Foi então que só com o Código Civil de 2002 uma evolução no direito sucessório do cônjuge e do companheiro foi vista, quando estes passaram a configurar no rol de herdeiros necessários juntamente com os descendentes e os ascendentes, ou seja, aqueles que tem por garantia ao menos 50% da herança do de cujos.
O PL n° 4/2025, no entanto, ameaça acabar com toda essa longa evolução de mais de anos, prevendo que o cônjuge/companheiro não será mais considerado um herdeiro necessário em concorrência com os descendentes e os ascendentes. Nesse modelo proposto o consorte viria apenas em 3° lugar na legítima, portanto, ele só terá direito a herança caso o falecido não possua nem descendentes e nem ascendentes.
CONTEXTO HISTÓRICO DO CÔNJUGE/COMPANHEIRO NO DIREITO SUCESSÓRIO:
No Brasil do século XIX havia uma ausência de normas brasileiras que regessem o direito sucessório, portanto, era aplicada a legislação estrangeira, mais especificamente as Ordenações Filipinas, promulgada em 1603 (conjunto de leis portuguesas). Nesse contexto o cônjuge só seria herdeiro caso não existissem primeiro os descendentes, na falta desses os ascendentes e em caso de não haver nenhum dos dois os herdeiros colaterais até o 10° grau do falecido. Ou seja, em última opção o consorte herdaria algo, o que é muito difícil de ocorrer em casos concretos.
Nesse cenário, era possível notar uma supervalorização dos laços sanguíneos, onde era preterido que o patrimônio se mantivesse entre os parentes, até mesmo os mais distantes do que com o consorte.
Em 1907 foi instituída a Lei Feliciano Pena (Decreto n° 1.839/1907) que apesar de ter “passado” o cônjuge para o terceiro lugar na linha sucessória, não o incluiu como herdeiro necessário. Isto é o consorte viria antes dos herdeiros colaterais (que agora passam a ser considerado somente até 6° grau e não mais até 10°), mas depois dos descendentes e ascendentes (estabelecidos como herdeiros necessários).
Foi então que só em 1916 passou a vigorar o Código Civil de 1916, que recebeu as alterações sucessórias trazidas pela Lei Feliciano Pena e definiu que o regime de bens adotado pelo casal não interferiria na ordem sucessório. Ademais, era necessário que não houvesse na data de falecimento a separação de fato do casal, pois nesta hipótese, o consorte perderia o direito à herança.
Percebe-se, que o Código Civil de 1916 também não tratou de instituir o cônjuge como herdeiro necessário, e o manteve apenas em terceiro lugar na linha sucessória. Nesta situação o consorte não teria 50% do patrimônio resguardado ao seu favor, o que permitia que o de cujus deixasse através de um testamento todos os seus bens para outra pessoa.
Dada a vulnerabilidade que o consorte sobrevivente se encontrava, em especifico as mulheres (mas isso será tratado mais a frente), foi instituída em 1962 a Lei 4.121, chamada também de Estatuto da Mulher Casada.

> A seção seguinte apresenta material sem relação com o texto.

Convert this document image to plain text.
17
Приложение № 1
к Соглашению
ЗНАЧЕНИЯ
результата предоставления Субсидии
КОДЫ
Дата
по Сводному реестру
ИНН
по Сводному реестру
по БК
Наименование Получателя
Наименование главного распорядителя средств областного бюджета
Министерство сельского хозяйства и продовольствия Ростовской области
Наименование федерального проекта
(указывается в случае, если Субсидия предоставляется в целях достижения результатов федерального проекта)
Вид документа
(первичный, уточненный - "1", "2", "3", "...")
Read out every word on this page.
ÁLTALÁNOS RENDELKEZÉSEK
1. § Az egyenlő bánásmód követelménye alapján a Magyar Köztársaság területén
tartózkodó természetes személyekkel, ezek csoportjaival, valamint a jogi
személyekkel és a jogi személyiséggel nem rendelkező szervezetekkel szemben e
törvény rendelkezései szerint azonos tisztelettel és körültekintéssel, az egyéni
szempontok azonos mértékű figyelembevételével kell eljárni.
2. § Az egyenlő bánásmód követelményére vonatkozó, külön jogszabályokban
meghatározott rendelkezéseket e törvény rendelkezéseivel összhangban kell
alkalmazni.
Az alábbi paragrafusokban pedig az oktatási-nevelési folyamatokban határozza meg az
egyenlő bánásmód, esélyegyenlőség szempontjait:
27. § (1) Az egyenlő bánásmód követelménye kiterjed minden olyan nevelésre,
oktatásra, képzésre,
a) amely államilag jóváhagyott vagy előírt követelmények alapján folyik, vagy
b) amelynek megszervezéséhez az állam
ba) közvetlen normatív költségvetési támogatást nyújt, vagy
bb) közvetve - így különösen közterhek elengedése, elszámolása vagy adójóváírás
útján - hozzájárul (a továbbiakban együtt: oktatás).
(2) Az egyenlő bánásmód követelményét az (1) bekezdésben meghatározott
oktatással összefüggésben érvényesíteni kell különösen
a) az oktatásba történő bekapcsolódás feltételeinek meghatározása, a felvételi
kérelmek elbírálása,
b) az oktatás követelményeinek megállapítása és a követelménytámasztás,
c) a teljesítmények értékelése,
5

Em matéria sucessória esta lei tratou de resguardar a viúva casada sob o regime da comunhão universal de bens, atribuindo a ela o direito real de habitação e o direito ao usufruto vidual, muito importantes para ampará-las em um momento de fragilidade tanto emocional como financeira.
Sobre o direito real de habitação, José Luiz Gavião de Almeida (2003, p. 208):
A intenção do legislador foi evitar a situação comum na repartição dos bens hereditários e prejudicial ao cônjuge supérstite. Se um único bem existia para ser partilhado, e o era entre cônjuge e herdeiros, poderiam estes, depois de estabelecida e comunhão sobre o imóvel, pretender a desconstituição do condomínio, a qualquer tempo, independentemente de motivo. Com isso, o cônjuge supérstite, que até então vivia em sua casa, era obrigado a deixá-la, sucumbindo ao direito maior do coproprietário que podia exigir o desfazimento do condomínio.
Sendo assim, o cônjuge passou a ter um maior amparo já que não estava resguardado pela proteção da legitima, dado o fato de não ser herdeiro necessário.
Foi só com o Código Civil de 2002, acompanhando a evolução trazida pela Constituição Federal de 1988, que o cônjuge e por analogia também o companheiro passaram a ser considerados herdeiros necessários, concorrendo com os descendentes e os ascendentes. Desta forma, começaram a ter a seu favor a proteção de legítima, composta por metade do patrimônio do autor da herança.
O Código Civil de 2002 também manteve o Direito Real de Habitação, concedido pelo Estatuto da Mulher Casada, e o estendeu a todos os regimes de bens e não apenas a comunhão universal de bens, porém revogou o usufruto vidual.
Vale destacar que no Código de 2002 o regime de bens adotado pelo casal passou a ter importante destaque no que tange ao que seria herdado pelo cônjuge em concorrência com os descendentes.
Sendo assim, na comunhão universal de bens o cônjuge sobrevivente não herda, pois já possui a meação do patrimônio, ou seja, a metade do patrimônio total do de cujos, então a outra metade será destinada aos descendentes.
Na comunhão parcial de bens, onde o consorte pode ter tanto bens particulares, como bens comuns, em que metade é de cada um (meação). O cônjuge só será herdeiro dos bens particulares, visto que dos bens comuns ele já possui a meação.
Já na separação de bens, por não haver meação o cônjuge é herdeiro concorrente com os descendentes e ascendentes de todos os bens do falecido. No que diz respeito a separação obrigatória de bens, caso haja descendentes e ascendentes o cônjuge não herdará.
Não havendo nem descendentes e nem ascendentes do falecido, o consorte será considerado herdeiro universal, desde que na data do falecimento não estivesse separado judicialmente ou de fato por mais de dois anos.
Conclui-se, que com o Código de 2002 foi possível atingir uma proteção concreta do cônjuge, proteção esta que encontrasse ameaçada perante a proposta de reforma do Código (PL 4/2025).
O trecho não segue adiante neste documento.